Well, those are my personal reasons for not having a bug out location. There are a number of people I know who feel that having a pre-set bug out location is a great idea. In the following circumstances, you may decide to have a BOL of your own:

  1. You have the money and time to support two locations (your home and BOL).
  2. You either are a back to the lander or you enjoy camping/hunting/other outdoor activities to the point where a bug out cabin a ways from your home would be well used and well cared for.
  3. You have a BOL in an area where you are tied into the community and you have a plan for using the BOL to shelter you, the spouse, the kids, and other people who are important to you (there's safety in numbers and you generally want your kids, at least, with you in such a situation).
  4. You have a reasonable chance of getting to your BOL (a few people I know have helicopters which they will use to access their BOLs).
  5. You have put a lot of time, effort, thought, and action into creating your own infrastructure for your BOL (water, septic, security, food sources, etc).

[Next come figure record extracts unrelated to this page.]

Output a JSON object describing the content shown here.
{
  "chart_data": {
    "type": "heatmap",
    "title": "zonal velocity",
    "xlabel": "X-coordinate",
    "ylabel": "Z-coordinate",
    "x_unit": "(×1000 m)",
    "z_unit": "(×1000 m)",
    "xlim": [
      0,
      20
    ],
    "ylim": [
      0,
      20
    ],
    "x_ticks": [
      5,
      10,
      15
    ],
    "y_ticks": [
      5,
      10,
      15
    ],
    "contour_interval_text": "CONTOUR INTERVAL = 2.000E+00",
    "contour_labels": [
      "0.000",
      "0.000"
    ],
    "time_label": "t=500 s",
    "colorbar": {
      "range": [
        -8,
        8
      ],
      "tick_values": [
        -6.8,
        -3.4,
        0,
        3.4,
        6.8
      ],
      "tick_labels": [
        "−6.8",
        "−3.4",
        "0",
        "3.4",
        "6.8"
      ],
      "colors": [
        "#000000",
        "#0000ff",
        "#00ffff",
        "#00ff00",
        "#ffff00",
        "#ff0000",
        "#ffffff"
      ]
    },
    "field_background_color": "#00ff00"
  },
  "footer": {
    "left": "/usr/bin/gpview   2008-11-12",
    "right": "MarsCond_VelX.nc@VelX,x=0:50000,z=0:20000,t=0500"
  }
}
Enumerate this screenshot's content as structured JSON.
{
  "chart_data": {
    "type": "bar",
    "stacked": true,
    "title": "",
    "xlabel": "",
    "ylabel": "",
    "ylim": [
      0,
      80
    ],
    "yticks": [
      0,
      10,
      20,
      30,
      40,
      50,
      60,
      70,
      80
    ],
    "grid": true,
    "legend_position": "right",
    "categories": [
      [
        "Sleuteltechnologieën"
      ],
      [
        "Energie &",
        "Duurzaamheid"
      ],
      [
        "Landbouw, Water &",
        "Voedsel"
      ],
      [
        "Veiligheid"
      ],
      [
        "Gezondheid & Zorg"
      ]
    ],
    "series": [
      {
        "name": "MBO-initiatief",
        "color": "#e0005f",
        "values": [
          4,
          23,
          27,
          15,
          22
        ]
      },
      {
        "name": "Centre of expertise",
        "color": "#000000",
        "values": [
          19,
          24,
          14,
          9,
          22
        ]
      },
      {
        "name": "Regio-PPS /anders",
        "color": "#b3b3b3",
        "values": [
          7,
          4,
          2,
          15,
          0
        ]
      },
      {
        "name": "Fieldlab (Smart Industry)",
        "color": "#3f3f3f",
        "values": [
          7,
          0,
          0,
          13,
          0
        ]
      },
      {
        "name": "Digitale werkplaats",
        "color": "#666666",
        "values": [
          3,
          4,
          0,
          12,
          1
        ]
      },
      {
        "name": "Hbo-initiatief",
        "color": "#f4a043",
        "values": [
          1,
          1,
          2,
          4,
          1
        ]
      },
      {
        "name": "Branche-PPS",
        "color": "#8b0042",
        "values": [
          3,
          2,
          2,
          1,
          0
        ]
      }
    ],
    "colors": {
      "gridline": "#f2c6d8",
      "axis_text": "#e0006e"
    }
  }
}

  1. The line about the less prepared neighbors dying off made me chuckle! (It's one of those days).

  2. The idea is to LIVE at your Bug Out Location and not be a visitor. Dump the place in town and get the hell out. Go LIVE on your land. Get to know the people in the area. You gotta use your head.


  3. A "BOL" is like an insurance policy.

    Every one hates to make the payments but, when the time comes to cash it out, "IT'S THERE" and you'll ripped all of the benefits.

    Couch Potato.

  4. Excellent thoughts...prepping comes in many size does not fit all.

  5. WOW!

    All of those reasons are very valid ones.

    I only got each and every one after I read them a few times.

    Its expensive and dangerous to have a BOL.

    Is there an alternative to a BOL?

    Would you post something about this subject?

  6. Well I sorta have a BOL. I live in a town of about 40,000. The parents live on forested acreage about 6 miles out of town on the top of a very steep hill. I have told them, If bad comes to worse, Im moving in. LOL BTW about half my preps are stored at their place. It wouldnt be any problem to move the rest there in short notice.

  7. Good article. While I like the idea of a BOL I too have tried versions of this and they end up costing to much in time and money to make them worth it under a most likely to happen crisis. I have gone the other route now and have invested time and energy into making our home our BIL. While a BOL under certain circumstances would be priceless I had to come up with our plan using our "threat probability matrix".